5 Things To Do In Ireland

Here are some experiences to find time for next time you find yourself in Ireland

If our calendar is working correctly, then today marks the holiday of St Patrick’s Day. This special celebration commemorates the death of the patron saint of Ireland. In modern times, St Patrick’s Day is an event that normally celebrates Irish culture with everything from food, drink, dancing, and an over the top use of the colour green.

Being in Ireland for St Patrick’s Day is a grand experience and one, that if you get the chance to live it, you’ll remember for a very long time. That being said, being in Ireland for the other 364 days can be just as good. This is a country blessed with greenery and landforms that wouldn’t look of place in a storybook.

Narrowing this list down to just five was no easy feat, but we did it anyway. Go pour yourself out a dark creamy Irish stout, and make your through our brief guide of things to do in Ireland.

Take A Trip To Murder Hole Beach

Granted, the name of this beach could be more tourist-friendly. But once you discover the history behind the beach, it will become very hard for you to resist visiting. The first sandy footstep on the peaceful Murder Hole Beach in County Donegal will be the start of a great Irish adventure.

Getting back to the subject of the name, you can rest easy. It’s believed to have derived from the stories of legend and supposedly refers to when Fionn mac Cumhaill killed Goll mac Morna in revenge for the death of his father. This is possibly why the tranquil beach ended up with such a violent name.

Murder Hole Beach is a beautiful little spot, and should be on everyone’s list when visiting Ireland.

Drive The Ring Of Kerry

When in Ireland, you must do certain things. This list of things includes enjoying a pint of Guinness, having a slice of soda bread, and going for a long drive on the Ring of Kerry.

This scenic drive is a must when in Ireland, and it’s something that will make you feel at one with this great country. The 179km route takes you through endless green hills and presents you with stunning views of the Iveragh Peninsula’s coastal landscape.

The drive will take you the best part of a day, especially if you stop to take in all of the sights (we can almost guarantee that you will). The Ring of Kerry has everything on it to please adventurers, from ancient castles to picturesque seaside villages.

Visit The Cliffs of Moher

Sounding and looking like they’ve come straight out of Lord of The Rings, we’ve got the Cliffs of Moher. This is Ireland’s most famous natural attraction and, quite frankly, if you came to Ireland and didn’t visit them it would be considered a crime and you’d never be welcomed back.

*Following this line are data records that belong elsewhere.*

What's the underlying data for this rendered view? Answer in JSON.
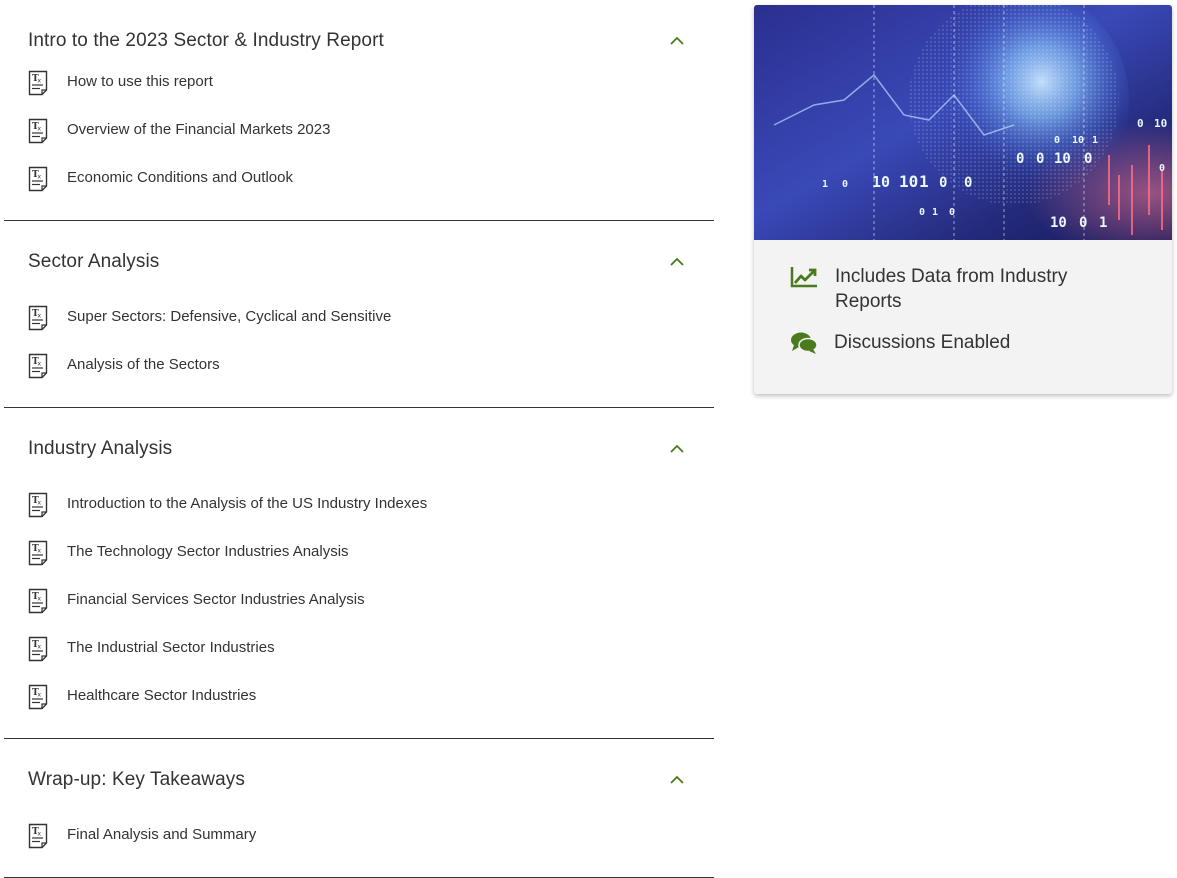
{
  "sections": [
    {
      "title": "Intro to the 2023 Sector & Industry Report",
      "lessons": [
        "How to use this report",
        "Overview of the Financial Markets 2023",
        "Economic Conditions and Outlook"
      ]
    },
    {
      "title": "Sector Analysis",
      "lessons": [
        "Super Sectors: Defensive, Cyclical and Sensitive",
        "Analysis of the Sectors"
      ]
    },
    {
      "title": "Industry Analysis",
      "lessons": [
        "Introduction to the Analysis of the US Industry Indexes",
        "The Technology Sector Industries Analysis",
        "Financial Services Sector Industries Analysis",
        "The Industrial Sector Industries",
        "Healthcare Sector Industries"
      ]
    },
    {
      "title": "Wrap-up: Key Takeaways",
      "lessons": [
        "Final Analysis and Summary"
      ]
    }
  ],
  "lesson_icon": "text-document-icon",
  "section_toggle_icon": "chevron-up-icon",
  "card": {
    "features": [
      {
        "icon": "line-chart-icon",
        "label": "Includes Data from Industry Reports"
      },
      {
        "icon": "chat-bubbles-icon",
        "label": "Discussions Enabled"
      }
    ],
    "banner_digits": [
      "0",
      "10",
      "0",
      "10",
      "1",
      "0",
      "0",
      "10",
      "0",
      "0",
      "10",
      "1",
      "0",
      "0",
      "10",
      "1",
      "0",
      "0",
      "1",
      "0",
      "10",
      "0",
      "1"
    ]
  },
  "colors": {
    "accent_green": "#4a7a1e",
    "divider": "#333333",
    "card_bg": "#f3f3f3"
  }
}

Right, so you would be allowed back but our point is that you need to get yourself to the Cliffs of Moher when in the country. This place has over one million visitors each year and, judging by the striking beauty of the cliffs, it’s easy to see why.

The cliffs stand at 214 metres (702 feet) at their highest point and span five miles along the Atlantic Coast. Simply one of the best places to visit while in Ireland and one of the most scenic walks you’ll take in your lifetime.

Get Up Carrauntoohil, The Highest Peak In Ireland

If you’re after some Irish hiking while in the country, then you can’t go too wrong with Carrauntoohil. Located in County Kerry, it’s the highest mountain in Ireland – standing tall with a height of 1,038 metres (3,406 ft).

The climb will be just as rewarding as the views here, and it will take you four to six hours to summit this Irish beauty. The trail can be strenuous at times, but the view from the promise of the view from the top will surely drive you on.

Be warned that it can be a challenge to climb Carrauntoohil. It can be dangerous if you’re inexperienced in the outdoors and the weather’s not good. The ridges and peaks are extremely exposed to wind and rain. Stay safe.

Head To Sean’s Bar

If you’re thirsty from your travels or just have an interest in Irish pub culture, then you can’t really go wrong with a whiskey or water in possibly the oldest bar in all of Europe (maybe even in the world). It’s widely believed that this place has been serving up alcohol, in some form or other, since 900 AD. With that much experience in the locker, you can rest assured that they know how to pour a pretty decent pint.

Whether you’re a heavy drinker or not, this is a good one to tick off when in Ireland. It’s located on the border of County Roscommon and County Westmeath. A town with a whole load of history behind it, a “top banter” photo outside the bar is essential – especially if your name is Sean.